Might I refer you to the following post, written by me.
I wrote this partly in response to the AI explosion. This entire platform is a blogging platform. So, I think we can agree that it's not an academic journal or an encyclopedia.
To protect us from an AI invasion, I am trying to emphasise to everybody to write with style. To bring yourself out in a blog so you may never be mistaken by a bot, as a bot.
Plus, it's just more fun to write that way.
Your post starts off with a definition, and goes straight into encyclopedia territory. No anecdotes, no stories, no humour or personality, no fascinating news stories related to it.
In short, it is exactly what an AI bot would produce when asked, no surprise ChatGPT decided it was 'likely' written by a bot.
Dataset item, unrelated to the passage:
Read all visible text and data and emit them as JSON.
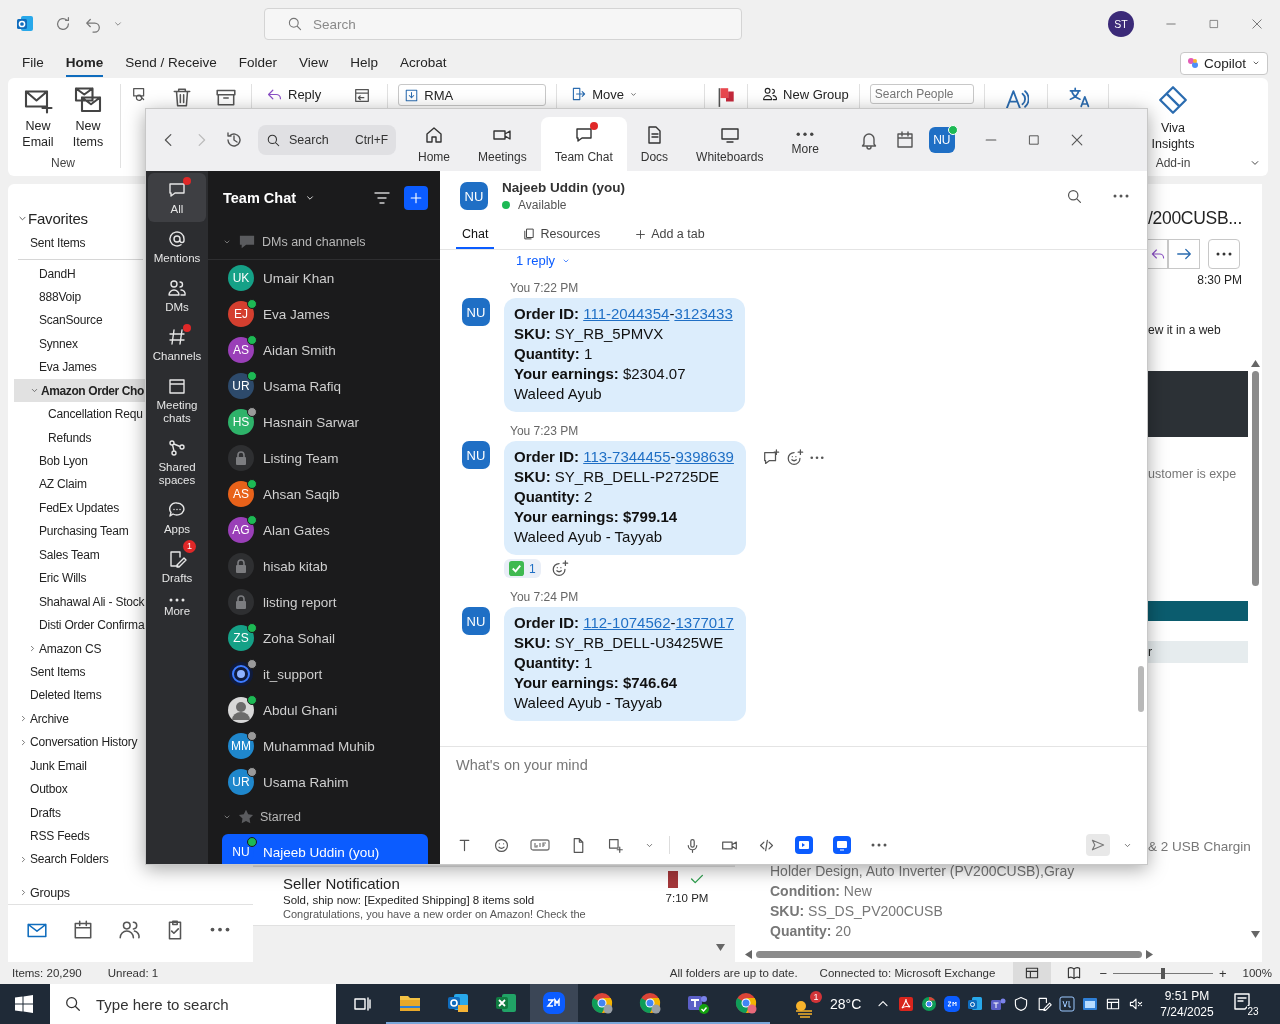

If you wanna write like that, of course feel free. But, it does come with a risk of being seen as AI, and whatever action different people might take due to that.
Again, totally up to you what you do with this information. It's a new world we're dealing with suddenly
Oooh!!! I guess I will have to start writing for the fun of science now and not like a journal. AI is sincerely changing this world that we are in and we would need to change a lot of things. I will be creating a different post and I will be tagging you to check what ChatGPT would say about it. It would be more of a blog, personal hospital experience and fun. Thanks for explaining, but still I believe this AI bots should be shut down, and let humans use their brains by themselves.